Le cabinet autorisa la formation d’un corps expéditionnaire le 6 août 1914. Hughes lança alors, dans tout le pays, des ordres contraires aux plans de mobilisation dressés par son chef d’état-major, Willoughby Garnons Gwatkin. Au lieu d’ordonner aux hommes de se rapporter à la base d’instruction de Petawawa, en Ontario, il les convoqua à un endroit qui n’était pas prêt à les recevoir, Valcartier, près de Québec. En moins de trois semaines, ses entrepreneurs, sous la direction de William Price, y mirent sur pied un camp immense dont il confia le commandement à son propre frère, John. À la fin de septembre, dans un désordre encore plus grand, l’embarquement de la 1re division du Corps expéditionnaire canadien commença. Il y avait plusieurs milliers de soldats de plus que n’étaient censés en accueillir les navires de transport de troupes que l’on avait rassemblées en toute hâte à Québec. Cette division débarqua en Angleterre le 15 octobre.
Le 7 octobre, à New York, en se rendant en Angleterre pour discuter avec le commandant de la division, le lieutenant-général Edwin Alfred Hervey Alderson, Hughes avait annoncé que le Canada « pourrait envoyer assez d’hommes pour donner le coup de grâce à l’Allemagne sans l’aide de l’Angleterre ni de la France ».
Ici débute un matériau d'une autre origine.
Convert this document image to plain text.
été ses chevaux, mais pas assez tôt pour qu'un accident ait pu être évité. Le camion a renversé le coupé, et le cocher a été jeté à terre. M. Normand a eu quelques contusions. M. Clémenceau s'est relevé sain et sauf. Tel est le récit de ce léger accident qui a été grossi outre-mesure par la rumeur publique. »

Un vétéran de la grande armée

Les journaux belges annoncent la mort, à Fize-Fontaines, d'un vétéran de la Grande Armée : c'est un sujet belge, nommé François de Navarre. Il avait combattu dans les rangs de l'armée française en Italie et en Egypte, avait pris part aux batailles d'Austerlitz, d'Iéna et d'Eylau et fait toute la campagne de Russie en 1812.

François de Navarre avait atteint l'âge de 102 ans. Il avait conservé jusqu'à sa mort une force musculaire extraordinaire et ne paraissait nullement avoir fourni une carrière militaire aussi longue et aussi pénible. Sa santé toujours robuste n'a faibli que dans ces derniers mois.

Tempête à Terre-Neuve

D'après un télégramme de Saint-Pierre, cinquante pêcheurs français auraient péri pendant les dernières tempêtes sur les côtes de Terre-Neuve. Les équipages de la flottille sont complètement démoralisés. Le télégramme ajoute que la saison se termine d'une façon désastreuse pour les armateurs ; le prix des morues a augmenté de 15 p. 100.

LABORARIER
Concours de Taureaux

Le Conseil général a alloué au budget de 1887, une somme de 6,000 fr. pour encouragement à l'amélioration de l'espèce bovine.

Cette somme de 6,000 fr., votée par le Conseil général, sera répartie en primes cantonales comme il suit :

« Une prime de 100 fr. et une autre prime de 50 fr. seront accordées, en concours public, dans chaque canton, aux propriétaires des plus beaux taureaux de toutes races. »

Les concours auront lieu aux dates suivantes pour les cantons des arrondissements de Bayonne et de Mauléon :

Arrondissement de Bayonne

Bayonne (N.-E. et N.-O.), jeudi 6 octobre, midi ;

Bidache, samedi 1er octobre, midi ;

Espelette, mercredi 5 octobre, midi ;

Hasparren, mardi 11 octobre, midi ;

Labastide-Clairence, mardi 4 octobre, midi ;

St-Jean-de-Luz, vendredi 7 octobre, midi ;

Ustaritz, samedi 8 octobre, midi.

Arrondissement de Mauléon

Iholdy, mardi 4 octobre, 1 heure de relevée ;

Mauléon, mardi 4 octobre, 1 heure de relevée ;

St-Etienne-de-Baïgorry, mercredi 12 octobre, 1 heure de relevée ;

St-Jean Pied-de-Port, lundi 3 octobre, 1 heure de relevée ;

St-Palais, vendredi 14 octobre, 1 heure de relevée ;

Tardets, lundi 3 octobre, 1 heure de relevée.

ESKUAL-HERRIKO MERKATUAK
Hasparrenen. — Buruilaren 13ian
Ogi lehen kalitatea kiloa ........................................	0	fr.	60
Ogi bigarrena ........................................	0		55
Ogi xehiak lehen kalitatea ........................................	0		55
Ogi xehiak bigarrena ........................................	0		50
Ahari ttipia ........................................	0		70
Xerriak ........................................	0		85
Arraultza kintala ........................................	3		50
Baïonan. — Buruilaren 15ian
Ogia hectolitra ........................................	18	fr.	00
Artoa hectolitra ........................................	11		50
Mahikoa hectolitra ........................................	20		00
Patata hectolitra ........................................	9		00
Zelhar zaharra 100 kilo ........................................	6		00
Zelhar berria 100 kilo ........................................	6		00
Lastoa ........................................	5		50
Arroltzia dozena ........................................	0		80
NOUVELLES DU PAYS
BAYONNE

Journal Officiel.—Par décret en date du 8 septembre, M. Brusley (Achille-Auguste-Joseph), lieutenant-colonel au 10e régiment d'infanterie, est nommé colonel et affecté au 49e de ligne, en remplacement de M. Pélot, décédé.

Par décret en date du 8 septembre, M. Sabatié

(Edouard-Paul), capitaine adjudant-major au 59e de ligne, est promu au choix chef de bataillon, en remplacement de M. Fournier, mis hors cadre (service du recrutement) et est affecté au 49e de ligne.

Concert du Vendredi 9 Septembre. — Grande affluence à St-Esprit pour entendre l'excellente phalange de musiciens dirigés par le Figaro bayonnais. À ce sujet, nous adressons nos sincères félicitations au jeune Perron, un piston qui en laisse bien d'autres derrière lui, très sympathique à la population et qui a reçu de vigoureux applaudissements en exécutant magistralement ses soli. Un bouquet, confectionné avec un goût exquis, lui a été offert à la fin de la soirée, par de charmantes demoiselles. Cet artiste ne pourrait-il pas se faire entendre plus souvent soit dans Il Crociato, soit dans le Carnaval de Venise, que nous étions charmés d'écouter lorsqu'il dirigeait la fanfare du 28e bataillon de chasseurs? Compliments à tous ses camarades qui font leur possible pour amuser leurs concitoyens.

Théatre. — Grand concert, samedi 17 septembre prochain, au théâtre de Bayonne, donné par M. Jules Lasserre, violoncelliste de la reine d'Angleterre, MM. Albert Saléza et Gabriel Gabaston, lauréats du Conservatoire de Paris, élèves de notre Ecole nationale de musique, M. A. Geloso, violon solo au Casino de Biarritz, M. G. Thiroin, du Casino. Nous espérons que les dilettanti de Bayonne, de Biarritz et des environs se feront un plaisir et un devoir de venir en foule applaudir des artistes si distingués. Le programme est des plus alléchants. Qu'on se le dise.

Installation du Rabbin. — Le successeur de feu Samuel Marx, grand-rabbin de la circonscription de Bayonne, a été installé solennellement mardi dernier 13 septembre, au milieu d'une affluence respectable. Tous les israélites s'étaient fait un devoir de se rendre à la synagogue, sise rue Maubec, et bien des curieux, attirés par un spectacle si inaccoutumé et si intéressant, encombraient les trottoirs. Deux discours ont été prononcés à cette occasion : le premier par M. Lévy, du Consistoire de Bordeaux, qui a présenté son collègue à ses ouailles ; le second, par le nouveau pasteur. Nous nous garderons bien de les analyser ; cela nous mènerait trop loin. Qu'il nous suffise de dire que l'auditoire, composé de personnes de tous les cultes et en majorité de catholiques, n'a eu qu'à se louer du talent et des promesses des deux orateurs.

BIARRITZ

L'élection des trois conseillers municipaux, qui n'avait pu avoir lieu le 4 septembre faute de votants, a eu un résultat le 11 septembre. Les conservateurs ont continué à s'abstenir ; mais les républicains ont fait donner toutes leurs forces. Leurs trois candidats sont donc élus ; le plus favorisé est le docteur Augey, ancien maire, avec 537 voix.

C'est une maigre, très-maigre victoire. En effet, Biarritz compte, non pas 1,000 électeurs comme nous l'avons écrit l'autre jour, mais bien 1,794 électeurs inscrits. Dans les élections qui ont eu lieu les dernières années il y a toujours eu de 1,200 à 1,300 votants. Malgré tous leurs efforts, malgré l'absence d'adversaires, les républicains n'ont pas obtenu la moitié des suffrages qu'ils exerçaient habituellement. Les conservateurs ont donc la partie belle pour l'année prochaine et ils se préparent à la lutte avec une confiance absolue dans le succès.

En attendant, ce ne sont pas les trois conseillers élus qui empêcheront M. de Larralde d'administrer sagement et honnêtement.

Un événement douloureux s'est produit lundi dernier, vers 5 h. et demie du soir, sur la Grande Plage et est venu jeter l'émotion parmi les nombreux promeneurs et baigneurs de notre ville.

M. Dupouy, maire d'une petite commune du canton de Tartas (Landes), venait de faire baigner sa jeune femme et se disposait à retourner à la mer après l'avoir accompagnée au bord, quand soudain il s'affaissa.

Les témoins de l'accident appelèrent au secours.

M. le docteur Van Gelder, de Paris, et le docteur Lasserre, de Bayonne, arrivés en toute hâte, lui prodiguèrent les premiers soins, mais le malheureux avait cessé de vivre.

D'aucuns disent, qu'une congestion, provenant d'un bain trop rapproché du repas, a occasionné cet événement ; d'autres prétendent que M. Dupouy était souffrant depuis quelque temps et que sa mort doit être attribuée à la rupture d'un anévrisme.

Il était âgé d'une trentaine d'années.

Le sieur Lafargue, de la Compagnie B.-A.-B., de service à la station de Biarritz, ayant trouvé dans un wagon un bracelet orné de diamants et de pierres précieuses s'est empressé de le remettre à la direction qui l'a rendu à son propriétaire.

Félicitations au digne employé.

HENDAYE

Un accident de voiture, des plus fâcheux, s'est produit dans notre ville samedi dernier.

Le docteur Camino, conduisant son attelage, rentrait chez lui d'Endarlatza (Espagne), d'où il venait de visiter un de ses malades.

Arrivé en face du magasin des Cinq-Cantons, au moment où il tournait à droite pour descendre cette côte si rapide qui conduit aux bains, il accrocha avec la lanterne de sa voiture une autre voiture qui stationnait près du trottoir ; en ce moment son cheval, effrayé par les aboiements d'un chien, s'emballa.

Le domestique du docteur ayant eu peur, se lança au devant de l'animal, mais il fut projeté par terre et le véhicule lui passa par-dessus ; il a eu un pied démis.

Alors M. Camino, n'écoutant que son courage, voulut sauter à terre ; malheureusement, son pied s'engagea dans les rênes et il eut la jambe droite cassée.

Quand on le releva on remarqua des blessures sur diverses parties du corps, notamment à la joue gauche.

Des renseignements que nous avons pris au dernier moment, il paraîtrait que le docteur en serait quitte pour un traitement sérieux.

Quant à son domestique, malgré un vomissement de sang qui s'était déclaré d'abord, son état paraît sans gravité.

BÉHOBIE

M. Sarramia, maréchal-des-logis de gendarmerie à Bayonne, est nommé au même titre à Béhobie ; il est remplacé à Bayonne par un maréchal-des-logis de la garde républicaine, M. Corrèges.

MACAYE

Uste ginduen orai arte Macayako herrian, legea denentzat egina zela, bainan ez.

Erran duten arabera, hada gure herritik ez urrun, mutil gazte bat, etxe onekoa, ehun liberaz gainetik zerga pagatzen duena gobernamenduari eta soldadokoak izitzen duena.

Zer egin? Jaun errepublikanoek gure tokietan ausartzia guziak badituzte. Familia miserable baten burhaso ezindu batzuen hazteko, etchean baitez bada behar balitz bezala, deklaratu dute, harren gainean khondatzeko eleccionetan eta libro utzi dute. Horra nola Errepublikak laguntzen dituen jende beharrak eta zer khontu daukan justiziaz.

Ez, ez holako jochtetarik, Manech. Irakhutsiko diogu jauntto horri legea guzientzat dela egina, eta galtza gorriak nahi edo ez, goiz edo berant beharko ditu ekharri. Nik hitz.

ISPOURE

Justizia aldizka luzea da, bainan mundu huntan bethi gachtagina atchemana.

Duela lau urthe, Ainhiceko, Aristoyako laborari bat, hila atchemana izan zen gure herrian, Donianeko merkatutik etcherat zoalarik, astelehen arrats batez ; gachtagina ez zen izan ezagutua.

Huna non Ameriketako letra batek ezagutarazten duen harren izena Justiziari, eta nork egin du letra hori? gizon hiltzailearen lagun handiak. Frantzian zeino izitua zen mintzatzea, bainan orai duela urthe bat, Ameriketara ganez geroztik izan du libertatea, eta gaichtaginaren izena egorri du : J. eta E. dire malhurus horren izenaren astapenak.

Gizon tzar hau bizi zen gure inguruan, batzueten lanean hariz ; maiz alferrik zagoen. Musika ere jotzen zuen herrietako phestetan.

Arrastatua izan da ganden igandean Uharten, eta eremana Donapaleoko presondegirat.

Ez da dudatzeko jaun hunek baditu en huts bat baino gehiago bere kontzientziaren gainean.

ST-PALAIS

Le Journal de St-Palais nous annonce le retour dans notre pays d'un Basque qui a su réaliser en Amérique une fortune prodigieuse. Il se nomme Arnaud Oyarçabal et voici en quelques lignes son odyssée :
Les hommes de la 1re division passeraient des mois dans la plaine de Salisbury en hiver à apprendre les rudiments de la guerre. Alderson les trouva mal équipés, mal entraînés, et encadrés par des officiers médiocres. Pendant quelques mois froids et pluvieux d’entraînement dans la plaine de Salisbury, il fit son possible pour arranger les choses : il congédia quelques-uns des officiers choisis par Hughes et remplaça, par de l’équipement britannique, l’équipement de fabrication canadienne qui était inutile. Au sein du gouvernement et au pays, on craignait dans le même temps que les Canadiens n’arrivent pas au front à temps : beaucoup prévoyaient que la guerre serait terminée à Noël.